Par un jugement n° 2001802 du 27 mai 2022, le tribunal administratif de Toulon a rejeté cette demande.
Procédure devant la Cour :
Par une requête, enregistrée le 25 juillet 2022, sous le n° 22MA02073, M. B..., représenté par Me Caïs, demande à la Cour :
1°) d'annuler ce jugement du tribunal administratif de Toulon du 27 mai 2022 ;
2°) d'annuler la décision du 12 mai 2020 de la ministre du travail ;
3°) de mettre à la charge de l'Etat et de la société Degreane la somme de 3 000 euros au titre de l'article L. 761-1 du code de justice administrative.
Il soutient que :
- l'inspecteur du travail n'a pas respecté le principe du contradictoire ;
- la matérialité du grief n'est pas établie ;
- aucune plainte de la prétendue propriétaire de la poussette n'a été communiquée ;
- la qualification de faute grave ne résiste pas à l'analyse objective des faits ;
- le licenciement est disproportionné ;
- le lien avec son mandat est établi.
Par un mémoire en défense, enregistré le 28 septembre 2022, la société par actions simplifiées (SAS) Degreane, représentée par Me Friburger, conclut au rejet de la requête de M. B... et demande à la Cour de mettre à sa charge la somme de 3 000 euros au titre de l'article L. 761-1 du code de justice administrative.
Elle fait valoir que les moyens soulevés par M. B... ne sont pas fondés.
La requête a été communiquée au ministre du travail, du plein emploi et de l'insertion, qui n'a pas produit de mémoire.
Vu les autres pièces du dossier.
Vu :
- le code du travail ;
- le code de justice administrative.
Les parties ont été régulièrement averties du jour de l'audience.
Ont été entendus au cours de l'audience publique :
- le rapport de Mme Marchessaux,
- et les conclusions de M. Guillaumont, rapporteur public.
Considérant ce qui suit :
1. M. B... a été recruté à compter du 4 août 2007 par la société Degreane par contrat à durée indéterminée en qualité d'électronicien, ouvrier professionnel N2P2 selon la convention collective nationale des entreprises des travaux publics. Il détenait un mandat de membre titulaire de la délégation unique du personnel. Par une lettre du 6 juin 2019, la société Degreane l'a convoqué à un entretien préalable à un éventuel licenciement qui s'est tenu le 18 juin 2019. Par un courrier du 20 août 2019, la société Degreane a sollicité de l'inspection du travail l'autorisation de le licencier. Par une décision du 24 septembre 2019, l'inspecteur du travail a autorisé le licenciement de M. B.... Ce dernier a formé, le 19 novembre 2019, un recours hiérarchique à l'encontre de cette décision.
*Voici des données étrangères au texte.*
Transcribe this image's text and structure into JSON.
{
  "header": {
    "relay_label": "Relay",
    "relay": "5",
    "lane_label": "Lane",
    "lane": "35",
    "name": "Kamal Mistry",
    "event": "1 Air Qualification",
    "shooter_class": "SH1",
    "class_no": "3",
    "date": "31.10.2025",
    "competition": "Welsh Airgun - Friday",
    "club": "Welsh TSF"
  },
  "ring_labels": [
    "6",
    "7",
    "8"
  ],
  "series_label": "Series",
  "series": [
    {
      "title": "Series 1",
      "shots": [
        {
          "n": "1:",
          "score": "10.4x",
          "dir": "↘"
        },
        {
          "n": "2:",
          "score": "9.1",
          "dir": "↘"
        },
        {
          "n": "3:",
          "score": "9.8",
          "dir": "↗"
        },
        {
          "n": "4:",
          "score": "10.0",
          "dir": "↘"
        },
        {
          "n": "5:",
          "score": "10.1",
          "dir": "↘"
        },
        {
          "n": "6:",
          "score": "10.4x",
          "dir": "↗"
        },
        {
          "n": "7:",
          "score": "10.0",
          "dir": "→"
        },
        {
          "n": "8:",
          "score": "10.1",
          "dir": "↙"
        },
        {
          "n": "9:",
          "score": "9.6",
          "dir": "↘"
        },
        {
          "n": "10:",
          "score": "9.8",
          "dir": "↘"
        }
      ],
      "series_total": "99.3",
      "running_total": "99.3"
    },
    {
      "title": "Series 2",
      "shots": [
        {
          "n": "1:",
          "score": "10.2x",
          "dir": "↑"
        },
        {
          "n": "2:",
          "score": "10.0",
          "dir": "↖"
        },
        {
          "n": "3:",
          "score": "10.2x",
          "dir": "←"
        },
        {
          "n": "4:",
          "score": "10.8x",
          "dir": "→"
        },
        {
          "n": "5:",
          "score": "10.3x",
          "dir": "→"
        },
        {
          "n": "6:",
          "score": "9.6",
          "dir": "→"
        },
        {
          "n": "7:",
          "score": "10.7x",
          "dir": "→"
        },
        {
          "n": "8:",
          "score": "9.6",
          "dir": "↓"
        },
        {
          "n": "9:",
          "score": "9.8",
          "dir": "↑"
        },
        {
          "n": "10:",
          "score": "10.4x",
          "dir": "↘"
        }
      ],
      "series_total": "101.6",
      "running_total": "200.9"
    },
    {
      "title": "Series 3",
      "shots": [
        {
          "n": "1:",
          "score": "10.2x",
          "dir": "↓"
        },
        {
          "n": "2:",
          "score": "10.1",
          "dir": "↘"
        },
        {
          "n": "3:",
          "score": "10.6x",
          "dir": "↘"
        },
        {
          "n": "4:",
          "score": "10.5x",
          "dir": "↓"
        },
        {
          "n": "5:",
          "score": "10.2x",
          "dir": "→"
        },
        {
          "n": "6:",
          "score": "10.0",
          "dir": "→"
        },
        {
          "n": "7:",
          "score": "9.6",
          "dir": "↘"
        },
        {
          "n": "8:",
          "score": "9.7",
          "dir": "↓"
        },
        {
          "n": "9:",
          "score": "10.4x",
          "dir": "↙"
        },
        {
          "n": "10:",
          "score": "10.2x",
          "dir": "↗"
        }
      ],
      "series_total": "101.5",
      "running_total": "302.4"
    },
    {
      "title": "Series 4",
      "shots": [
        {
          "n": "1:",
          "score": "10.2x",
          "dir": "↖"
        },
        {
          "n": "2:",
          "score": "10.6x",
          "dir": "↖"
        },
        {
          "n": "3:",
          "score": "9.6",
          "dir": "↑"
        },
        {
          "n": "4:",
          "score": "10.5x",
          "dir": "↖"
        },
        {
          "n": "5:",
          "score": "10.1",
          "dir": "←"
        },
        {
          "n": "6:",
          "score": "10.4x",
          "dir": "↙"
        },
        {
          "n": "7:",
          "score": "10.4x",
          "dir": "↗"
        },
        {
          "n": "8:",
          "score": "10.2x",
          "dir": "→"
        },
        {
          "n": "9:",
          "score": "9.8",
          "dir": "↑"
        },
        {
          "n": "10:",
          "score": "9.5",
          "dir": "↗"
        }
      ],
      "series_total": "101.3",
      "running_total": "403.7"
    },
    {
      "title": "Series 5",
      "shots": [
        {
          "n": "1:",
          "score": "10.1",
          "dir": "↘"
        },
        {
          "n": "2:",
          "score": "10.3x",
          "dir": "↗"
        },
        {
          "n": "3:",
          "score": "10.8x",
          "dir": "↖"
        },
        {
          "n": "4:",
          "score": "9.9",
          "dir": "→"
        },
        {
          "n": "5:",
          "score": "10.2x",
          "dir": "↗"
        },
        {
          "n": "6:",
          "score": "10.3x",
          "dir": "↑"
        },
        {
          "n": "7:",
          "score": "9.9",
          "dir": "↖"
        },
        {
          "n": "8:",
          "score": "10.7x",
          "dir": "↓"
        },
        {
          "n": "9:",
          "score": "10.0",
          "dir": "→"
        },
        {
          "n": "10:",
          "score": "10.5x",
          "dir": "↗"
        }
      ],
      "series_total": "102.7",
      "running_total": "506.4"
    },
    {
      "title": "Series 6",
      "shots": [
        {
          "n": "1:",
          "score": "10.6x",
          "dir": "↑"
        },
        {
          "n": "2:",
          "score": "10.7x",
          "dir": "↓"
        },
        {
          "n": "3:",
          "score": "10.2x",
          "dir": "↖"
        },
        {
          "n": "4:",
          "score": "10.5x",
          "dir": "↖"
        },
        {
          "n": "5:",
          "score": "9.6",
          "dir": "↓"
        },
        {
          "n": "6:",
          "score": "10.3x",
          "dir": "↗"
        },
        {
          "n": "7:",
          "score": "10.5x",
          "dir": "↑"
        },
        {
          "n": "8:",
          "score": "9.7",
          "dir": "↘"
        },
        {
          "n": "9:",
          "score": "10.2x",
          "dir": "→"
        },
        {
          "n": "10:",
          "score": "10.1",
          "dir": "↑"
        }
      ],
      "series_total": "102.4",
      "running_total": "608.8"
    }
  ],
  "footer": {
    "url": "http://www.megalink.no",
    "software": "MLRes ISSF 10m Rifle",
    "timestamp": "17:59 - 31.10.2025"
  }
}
Par une décision du 12 mai 2020, la ministre du travail a confirmé la décision de l'inspecteur du travail du 24 septembre 2019. M. B... relève appel du jugement du 27 mai 2022 par lequel le tribunal administratif de Toulon a rejeté sa demande tendant à l'annulation de la décision du 12 mai 2020. Le requérant doit être regardé comme demandant également l'annulation de la décision de l'inspecteur du travail du 24 septembre 2019.
Sur le bien-fondé du jugement attaqué :
2. En vertu des dispositions du code du travail, le licenciement des salariés légalement investis de fonctions représentatives, qui bénéficient d'une protection exceptionnelle dans l'intérêt de l'ensemble des travailleurs qu'ils représentent, ne peut intervenir que sur autorisation de l'inspecteur du travail. Lorsque leur licenciement est envisagé, celui-ci ne doit pas être en rapport avec les fonctions représentatives normalement exercées ou avec leur appartenance syndicale. Dans le cas où la demande de licenciement est motivée par un comportement fautif, il appartient à l'inspecteur du travail saisi et, le cas échéant, au ministre compétent, de rechercher, sous le contrôle du juge de l'excès de pouvoir, si les faits reprochés au salarié sont d'une gravité suffisante pour justifier le licenciement, compte tenu de l'ensemble des règles applicables au contrat de travail de l'intéressé et des exigences propres à l'exécution normale du mandat dont il est investi.
3. En matière d'autorisations administratives de licenciement des salariés protégés, les décisions prises sur recours hiérarchique par le ministre ne se substituent pas aux décisions de l'inspecteur du travail, dès lors que ce recours ne présente pas un caractère obligatoire. Ainsi, la demande d'un salarié protégé tendant à l'annulation de la décision du ministre rejetant son recours hiérarchique contre la décision de l'inspecteur du travail autorisant son licenciement doit être regardée comme tendant également à l'annulation de cette dernière décision.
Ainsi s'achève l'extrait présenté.